The parties agree that respondent is entitled to an award of permanent maintenance, but they disagree as to the amount. In determining the amount of maintenance, the trial court shall consider all relevant factors, including the financial resources of the party seeking maintenance, the standard of living established during the marriage, and the ability of the spouse from whom maintenance is sought to meet needs while meeting those of the spouse seeking maintenance. Minn. Stat. § 518.552, subd. 2(a), (c), (g) (1996).
Both parties challenge the trial court's findings regarding their respective reasonable expenses. The trial court found the parties had a comfortable standard of living during the marriage, but that the expenses claimed by both parties were inflated. It appears that the parties testified at the dissolution trial regarding their expenses, but neither party obtained a trial transcript.
The party seeking review has the duty to present the appellate court with a record that is sufficient to show the alleged errors in all matters necessary for consideration of the questions presented. Truesdale v. Friedman, 267 Minn. 402, 404, 127 N.W.2d 277, 279 (1964). Because a transcript of the trial was not provided, the parties have not created an adequate record for this court's review of the parties' respective challenges to the trial court's findings regarding living expenses.
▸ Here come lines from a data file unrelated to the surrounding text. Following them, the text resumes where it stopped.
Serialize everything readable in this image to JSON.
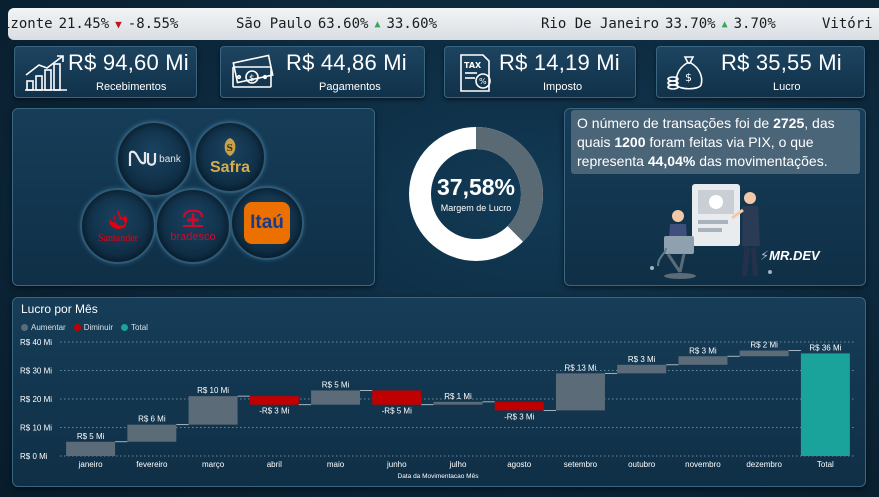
{
  "ticker": {
    "items": [
      {
        "city": "izonte",
        "pct": "21.45%",
        "dir": "down",
        "change": "-8.55%"
      },
      {
        "city": "São Paulo",
        "pct": "63.60%",
        "dir": "up",
        "change": "33.60%"
      },
      {
        "city": "Rio De Janeiro",
        "pct": "33.70%",
        "dir": "up",
        "change": "3.70%"
      },
      {
        "city": "Vitóri",
        "pct": "",
        "dir": "",
        "change": ""
      }
    ]
  },
  "kpis": [
    {
      "value": "R$ 94,60 Mi",
      "label": "Recebimentos",
      "icon": "growth-chart-icon"
    },
    {
      "value": "R$ 44,86 Mi",
      "label": "Pagamentos",
      "icon": "cash-payment-icon"
    },
    {
      "value": "R$ 14,19 Mi",
      "label": "Imposto",
      "icon": "tax-document-icon"
    },
    {
      "value": "R$ 35,55 Mi",
      "label": "Lucro",
      "icon": "money-bag-icon"
    }
  ],
  "banks": {
    "nubank": "bank",
    "safra": "Safra",
    "santander": "Santander",
    "bradesco": "bradesco",
    "itau": "Itaú"
  },
  "margin": {
    "value": "37,58%",
    "label": "Margem de Lucro",
    "fraction": 0.3758
  },
  "info": {
    "t1": "O número de transações foi de ",
    "n1": "2725",
    "t2": ", das quais ",
    "n2": "1200",
    "t3": " foram feitas via PIX, o que representa ",
    "n3": "44,04%",
    "t4": " das movimentações."
  },
  "brand": "MR.DEV",
  "colors": {
    "increase": "#5b6b77",
    "decrease": "#c00000",
    "total": "#1aa39a",
    "donut_fill": "#5a6a75",
    "donut_rest": "#ffffff"
  },
  "chart_data": {
    "type": "waterfall",
    "title": "Lucro por Mês",
    "legend": [
      "Aumentar",
      "Diminuir",
      "Total"
    ],
    "xlabel": "Data da Movimentacao Mês",
    "ylabel": "",
    "y_ticks": [
      "R$ 0 Mi",
      "R$ 10 Mi",
      "R$ 20 Mi",
      "R$ 30 Mi",
      "R$ 40 Mi"
    ],
    "ylim": [
      0,
      40
    ],
    "categories": [
      "janeiro",
      "fevereiro",
      "março",
      "abril",
      "maio",
      "junho",
      "julho",
      "agosto",
      "setembro",
      "outubro",
      "novembro",
      "dezembro",
      "Total"
    ],
    "values": [
      5,
      6,
      10,
      -3,
      5,
      -5,
      1,
      -3,
      13,
      3,
      3,
      2,
      36
    ],
    "labels": [
      "R$ 5 Mi",
      "R$ 6 Mi",
      "R$ 10 Mi",
      "-R$ 3 Mi",
      "R$ 5 Mi",
      "-R$ 5 Mi",
      "R$ 1 Mi",
      "-R$ 3 Mi",
      "R$ 13 Mi",
      "R$ 3 Mi",
      "R$ 3 Mi",
      "R$ 2 Mi",
      "R$ 36 Mi"
    ],
    "is_total": [
      false,
      false,
      false,
      false,
      false,
      false,
      false,
      false,
      false,
      false,
      false,
      false,
      true
    ]
  }
}
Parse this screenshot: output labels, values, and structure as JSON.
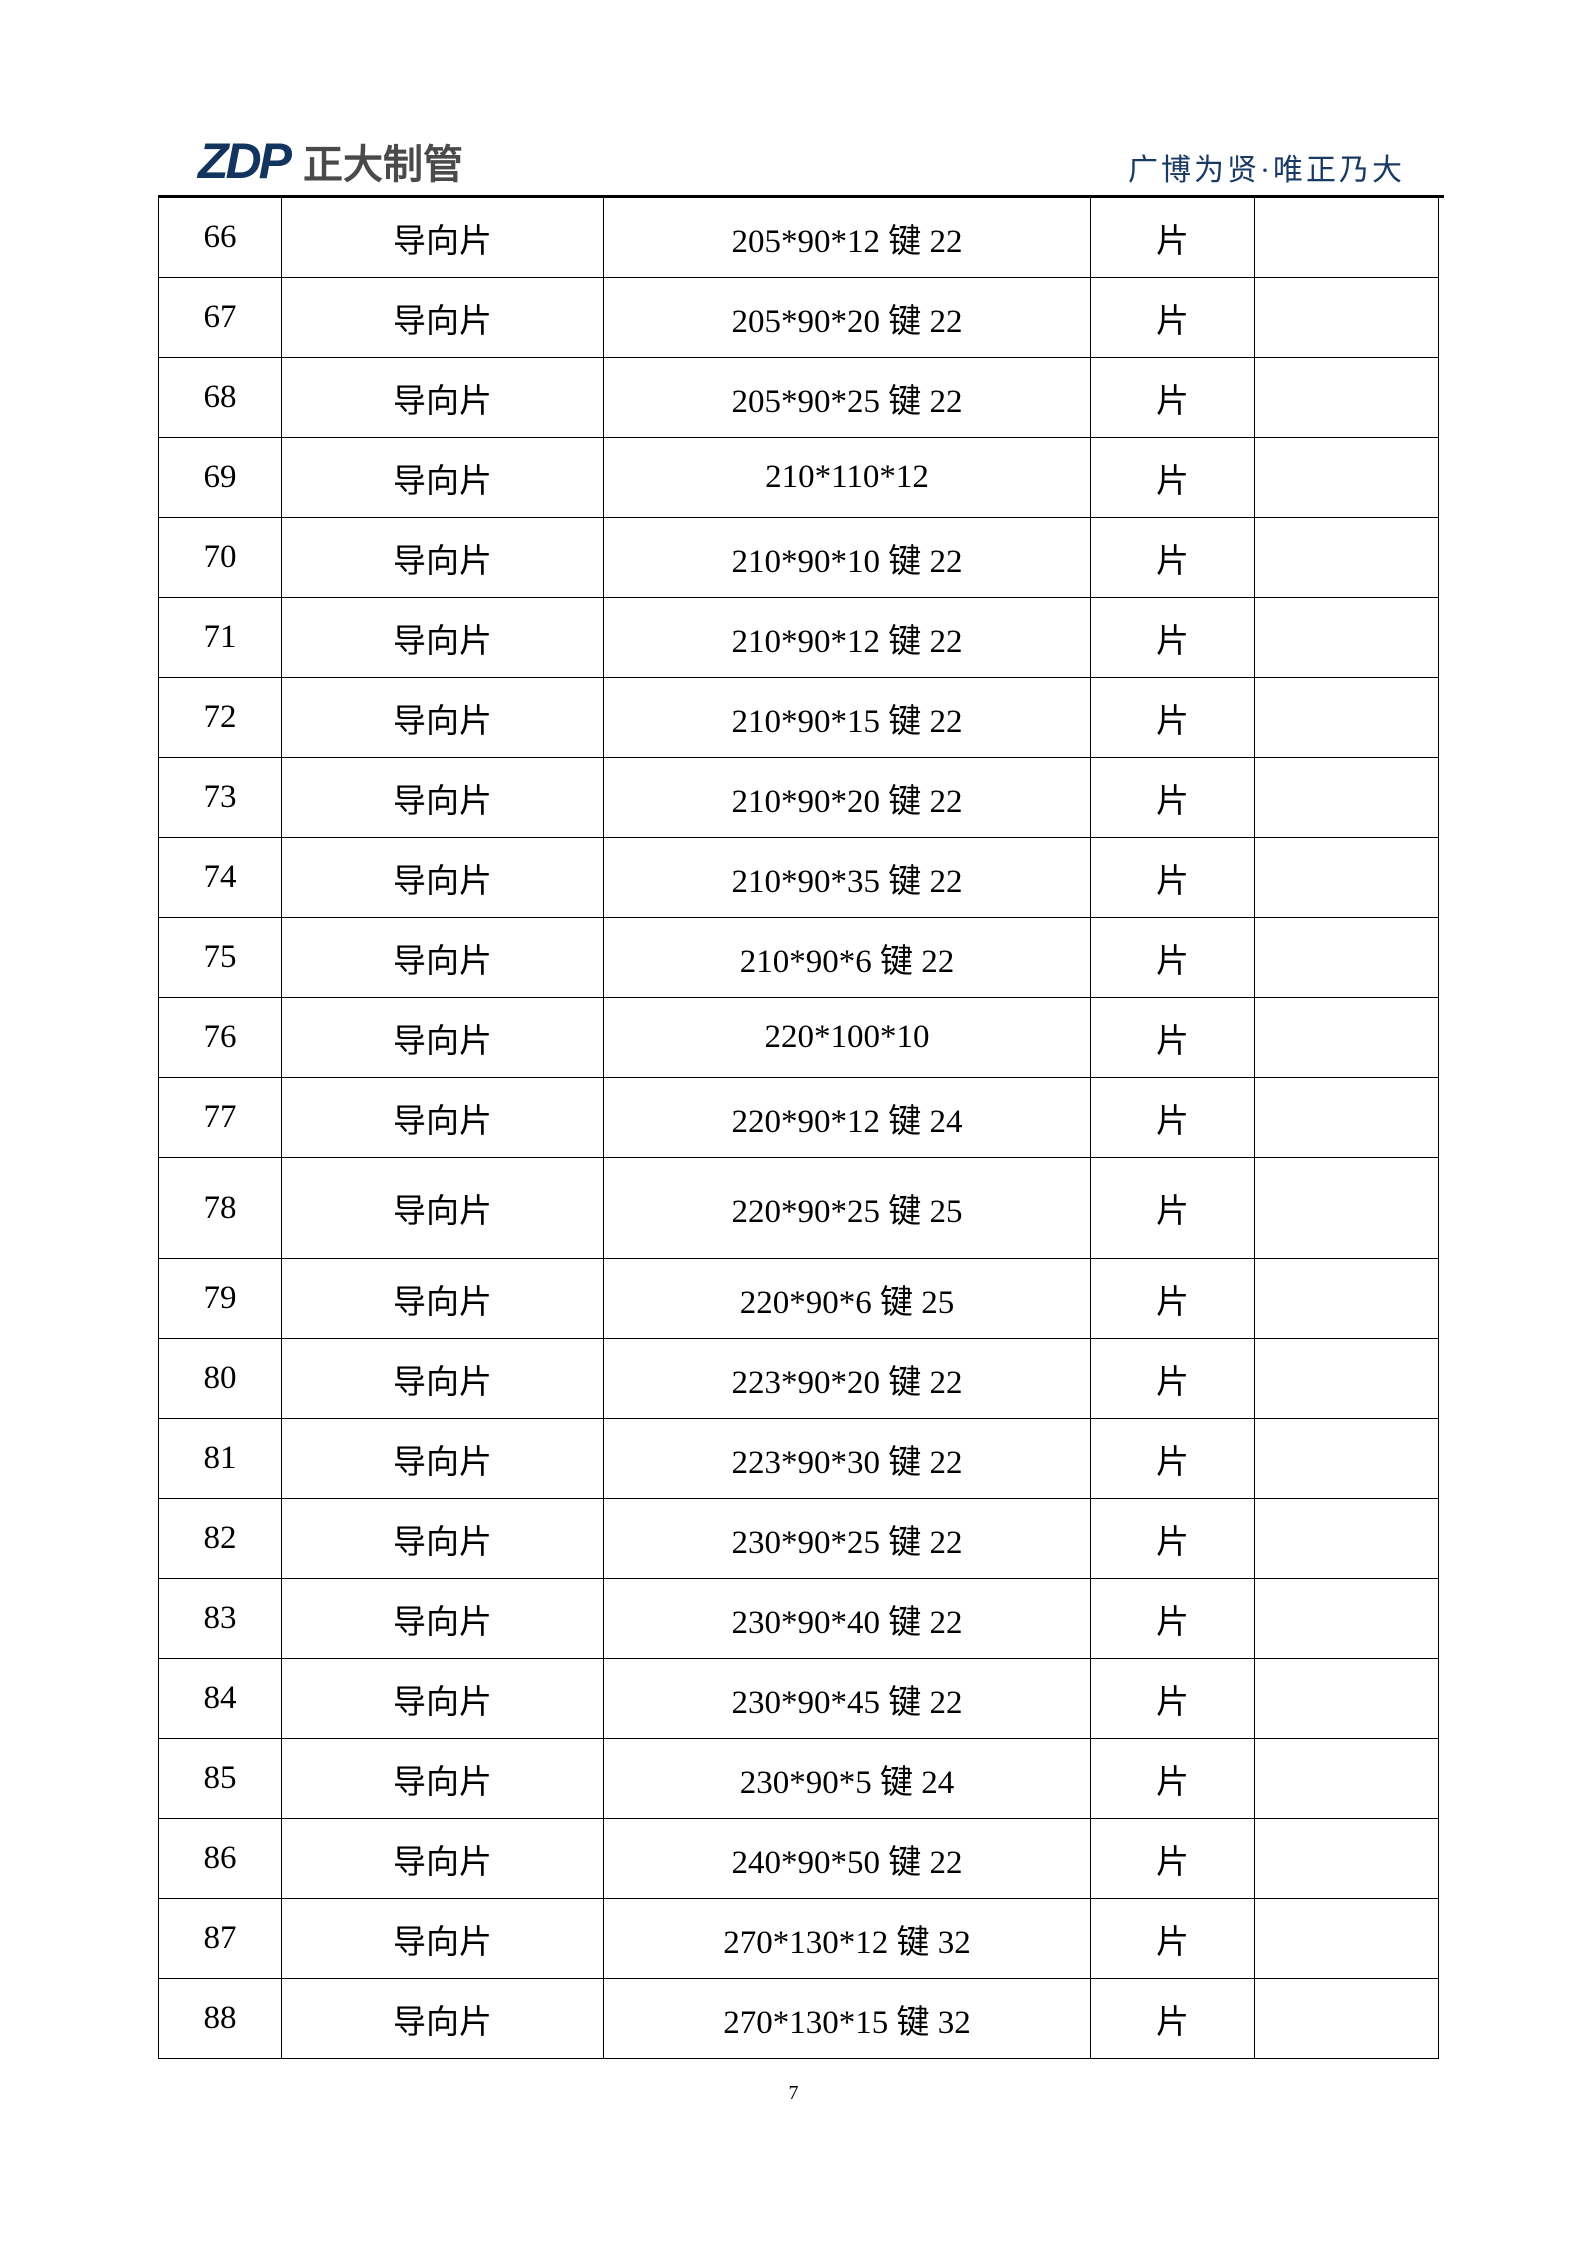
{
  "header": {
    "logo_mark": "ZDP",
    "logo_text": "正大制管",
    "slogan": "广博为贤·唯正乃大",
    "brand_color": "#13345f"
  },
  "table": {
    "rows": [
      [
        "66",
        "导向片",
        "205*90*12 键 22",
        "片",
        ""
      ],
      [
        "67",
        "导向片",
        "205*90*20 键 22",
        "片",
        ""
      ],
      [
        "68",
        "导向片",
        "205*90*25 键 22",
        "片",
        ""
      ],
      [
        "69",
        "导向片",
        "210*110*12",
        "片",
        ""
      ],
      [
        "70",
        "导向片",
        "210*90*10 键 22",
        "片",
        ""
      ],
      [
        "71",
        "导向片",
        "210*90*12 键 22",
        "片",
        ""
      ],
      [
        "72",
        "导向片",
        "210*90*15 键 22",
        "片",
        ""
      ],
      [
        "73",
        "导向片",
        "210*90*20 键 22",
        "片",
        ""
      ],
      [
        "74",
        "导向片",
        "210*90*35 键 22",
        "片",
        ""
      ],
      [
        "75",
        "导向片",
        "210*90*6 键 22",
        "片",
        ""
      ],
      [
        "76",
        "导向片",
        "220*100*10",
        "片",
        ""
      ],
      [
        "77",
        "导向片",
        "220*90*12 键 24",
        "片",
        ""
      ],
      [
        "78",
        "导向片",
        "220*90*25 键 25",
        "片",
        ""
      ],
      [
        "79",
        "导向片",
        "220*90*6 键 25",
        "片",
        ""
      ],
      [
        "80",
        "导向片",
        "223*90*20 键 22",
        "片",
        ""
      ],
      [
        "81",
        "导向片",
        "223*90*30 键 22",
        "片",
        ""
      ],
      [
        "82",
        "导向片",
        "230*90*25 键 22",
        "片",
        ""
      ],
      [
        "83",
        "导向片",
        "230*90*40 键 22",
        "片",
        ""
      ],
      [
        "84",
        "导向片",
        "230*90*45 键 22",
        "片",
        ""
      ],
      [
        "85",
        "导向片",
        "230*90*5 键 24",
        "片",
        ""
      ],
      [
        "86",
        "导向片",
        "240*90*50 键 22",
        "片",
        ""
      ],
      [
        "87",
        "导向片",
        "270*130*12 键 32",
        "片",
        ""
      ],
      [
        "88",
        "导向片",
        "270*130*15 键 32",
        "片",
        ""
      ]
    ]
  },
  "footer": {
    "page_number": "7"
  }
}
See Minn. R. Civ. P. 52.02 (trial court's findings of fact shall not be set aside unless clearly erroneous); Duluth Herald & News Tribune v. Plymouth Optical Co., 286 Minn. 495, 498, 176 N.W.2d 552, 555 (1970) (when a trial transcript is not provided, appellate court's review is limited to consideration of whether the trial court's conclusions of law are supported by the findings).
Respondent challenges the trial court's determination of appellant's net income, arguing that considering the tax deduction for an $800 per month maintenance obligation, appellant's net monthly income is $3,487 not the $3,192.70 as found by the trial court. While acknowledging the range of possible interpretations, the trial court rejected respondent's proposed finding, stating that in making its finding the court had considered the deductibility of appellant's spousal maintenance obligation, a six percent pension contribution, and use of the tax computation method for 1996. Respondent has not established that the trial court's finding is clearly erroneous. See Hubbard v. United Press Int'l. Inc. 330 N.W.2d 428, 441 (Minn. 1983) (clearly erroneous means manifestly contrary to the weight of the evidence as a whole or not reasonably supported by the evidence as a whole).
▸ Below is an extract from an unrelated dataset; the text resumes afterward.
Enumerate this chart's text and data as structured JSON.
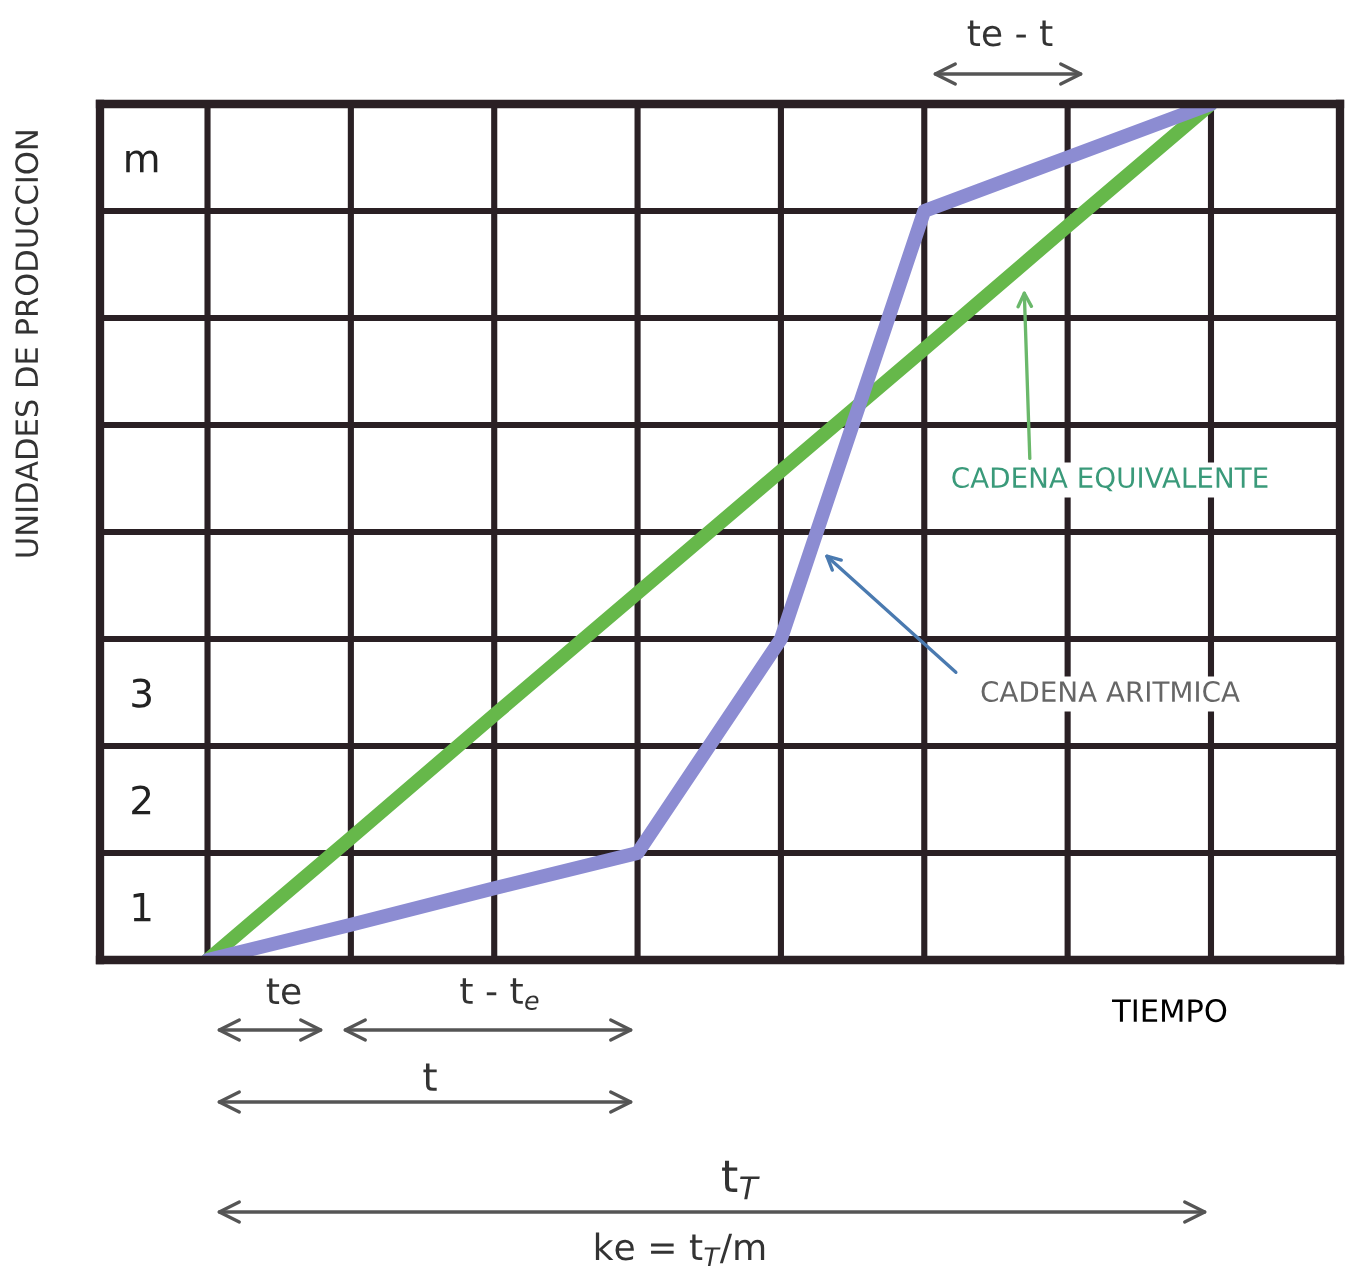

In view of our reversal and remand of respondent's child support obligation because of the trial court's errors in determining respondent's income from employment, we will also reverse and remand the spousal maintenance award to allow the trial court to compute a reasonable "package" of support and maintenance based on the statutory factors. See Driscoll, 414 N.W.2d at 446 (trial court has authority on remand to review the overall package of support and maintenance).
Affirmed in part, reversed in part, and remanded.
[ ]* Retired judge of the district court, serving as judge of the Minnesota Court of Appeals by appointment pursuant to Minn. Const. art. VI, § 10.